(Roughly) Daily

What’s in a name?…

Mr. and Mrs. Mantalini in Ralph Nickleby’s Office (source: Charles Dickens Page)

From Paul Toutonghi, a list of businessmen’s names from Dickens— the absolute master of the onomatopoeic insult:

Nickleby

Hawk

Squeers

Gride

Quilp

Gradgrind

Tigg

Pecksniff

Heep

Smallweed

Krook

Merdle

Flintwich

Casby

Fledgeby

Wegg

Hexam

Next?  Perhaps lawyers?   (Jaggers, Vholes, Tulkinghorn, Grewgious, Grimwig… )

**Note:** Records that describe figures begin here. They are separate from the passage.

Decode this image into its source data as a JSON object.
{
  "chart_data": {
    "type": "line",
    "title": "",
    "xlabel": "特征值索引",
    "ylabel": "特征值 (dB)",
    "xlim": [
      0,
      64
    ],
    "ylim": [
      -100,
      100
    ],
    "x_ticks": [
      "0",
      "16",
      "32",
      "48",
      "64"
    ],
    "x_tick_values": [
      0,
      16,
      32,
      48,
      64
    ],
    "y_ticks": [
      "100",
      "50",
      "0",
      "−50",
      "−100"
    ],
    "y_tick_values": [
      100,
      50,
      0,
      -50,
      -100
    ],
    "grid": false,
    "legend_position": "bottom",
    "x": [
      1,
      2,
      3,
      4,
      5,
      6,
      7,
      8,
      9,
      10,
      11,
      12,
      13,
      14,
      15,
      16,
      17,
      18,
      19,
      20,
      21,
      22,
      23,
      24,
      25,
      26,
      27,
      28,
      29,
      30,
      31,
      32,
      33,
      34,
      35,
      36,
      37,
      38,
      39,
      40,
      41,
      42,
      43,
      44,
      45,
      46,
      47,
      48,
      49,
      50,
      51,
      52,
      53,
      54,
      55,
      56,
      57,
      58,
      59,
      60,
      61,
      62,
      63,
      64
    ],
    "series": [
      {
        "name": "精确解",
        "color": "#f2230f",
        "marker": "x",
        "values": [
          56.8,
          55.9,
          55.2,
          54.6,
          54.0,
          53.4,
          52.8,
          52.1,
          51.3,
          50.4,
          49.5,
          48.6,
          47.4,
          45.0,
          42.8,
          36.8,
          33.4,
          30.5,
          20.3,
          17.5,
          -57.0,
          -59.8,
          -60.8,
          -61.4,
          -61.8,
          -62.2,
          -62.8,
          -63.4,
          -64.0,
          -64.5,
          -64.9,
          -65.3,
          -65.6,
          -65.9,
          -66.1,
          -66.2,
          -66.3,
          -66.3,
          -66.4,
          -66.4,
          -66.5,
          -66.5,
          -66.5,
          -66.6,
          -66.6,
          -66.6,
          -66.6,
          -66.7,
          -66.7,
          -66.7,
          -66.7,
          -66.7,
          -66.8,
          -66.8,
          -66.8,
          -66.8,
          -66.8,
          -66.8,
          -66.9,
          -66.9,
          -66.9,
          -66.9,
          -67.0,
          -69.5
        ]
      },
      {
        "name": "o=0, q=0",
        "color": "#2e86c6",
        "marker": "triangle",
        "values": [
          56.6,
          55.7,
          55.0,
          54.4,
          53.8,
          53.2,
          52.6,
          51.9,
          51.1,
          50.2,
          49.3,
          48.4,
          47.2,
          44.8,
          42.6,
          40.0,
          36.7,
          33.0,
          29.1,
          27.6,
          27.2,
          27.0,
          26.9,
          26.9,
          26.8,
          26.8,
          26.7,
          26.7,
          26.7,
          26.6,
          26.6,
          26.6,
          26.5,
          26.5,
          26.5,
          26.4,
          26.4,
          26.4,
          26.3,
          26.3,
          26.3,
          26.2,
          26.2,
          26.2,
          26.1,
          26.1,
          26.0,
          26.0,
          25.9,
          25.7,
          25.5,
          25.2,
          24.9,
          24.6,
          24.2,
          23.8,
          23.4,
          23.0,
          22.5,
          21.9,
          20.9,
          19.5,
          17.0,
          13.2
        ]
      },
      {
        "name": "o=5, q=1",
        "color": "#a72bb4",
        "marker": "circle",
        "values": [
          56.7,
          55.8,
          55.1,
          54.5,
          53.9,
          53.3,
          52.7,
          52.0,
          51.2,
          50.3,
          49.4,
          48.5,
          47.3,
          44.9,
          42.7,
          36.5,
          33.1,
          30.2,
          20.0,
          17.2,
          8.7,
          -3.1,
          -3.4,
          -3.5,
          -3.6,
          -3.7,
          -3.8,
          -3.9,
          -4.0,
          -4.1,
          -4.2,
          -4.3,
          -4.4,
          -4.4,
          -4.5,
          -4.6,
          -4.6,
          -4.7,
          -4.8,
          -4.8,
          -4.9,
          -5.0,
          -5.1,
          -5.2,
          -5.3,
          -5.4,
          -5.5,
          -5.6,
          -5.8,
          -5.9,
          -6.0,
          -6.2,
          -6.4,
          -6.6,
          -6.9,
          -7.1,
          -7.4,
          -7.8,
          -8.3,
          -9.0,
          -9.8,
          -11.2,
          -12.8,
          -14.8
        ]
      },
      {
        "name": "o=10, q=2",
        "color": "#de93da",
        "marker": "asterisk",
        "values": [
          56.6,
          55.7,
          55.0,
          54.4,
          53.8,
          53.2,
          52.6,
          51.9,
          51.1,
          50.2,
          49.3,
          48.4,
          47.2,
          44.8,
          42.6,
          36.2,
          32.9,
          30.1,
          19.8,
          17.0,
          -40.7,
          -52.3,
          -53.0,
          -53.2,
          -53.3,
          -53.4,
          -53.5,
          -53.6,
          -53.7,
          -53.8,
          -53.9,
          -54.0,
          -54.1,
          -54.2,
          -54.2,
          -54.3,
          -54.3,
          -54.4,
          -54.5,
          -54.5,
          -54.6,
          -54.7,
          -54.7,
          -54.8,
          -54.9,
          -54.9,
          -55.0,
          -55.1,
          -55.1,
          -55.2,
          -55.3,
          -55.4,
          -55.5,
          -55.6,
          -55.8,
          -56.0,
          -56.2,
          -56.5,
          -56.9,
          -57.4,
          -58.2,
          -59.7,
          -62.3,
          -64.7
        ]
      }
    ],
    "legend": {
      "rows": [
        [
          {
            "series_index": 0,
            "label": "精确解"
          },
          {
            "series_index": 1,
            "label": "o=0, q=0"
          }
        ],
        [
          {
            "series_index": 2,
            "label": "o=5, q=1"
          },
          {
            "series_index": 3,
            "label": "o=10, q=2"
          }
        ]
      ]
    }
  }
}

As we thank our forebears for our family names, we might recall that it was on this date in 1817 that the New York Stock Exchange came in out of the cold.  The origin of the Exchange dated back to May 17, 1792, when the Buttonwood Agreement was signed by 24 stock brokers outside of 68 Wall Street (under a buttonwood tree). Then, on March 8, 1817, the organization drafted a constitution, renamed itself the “New York Stock & Exchange Board,” and moved into a rented room down the road at 40 Wall Street.  (Today, the trading floor– one the NYSE’s several exchanges– is at 11 Wall Street.)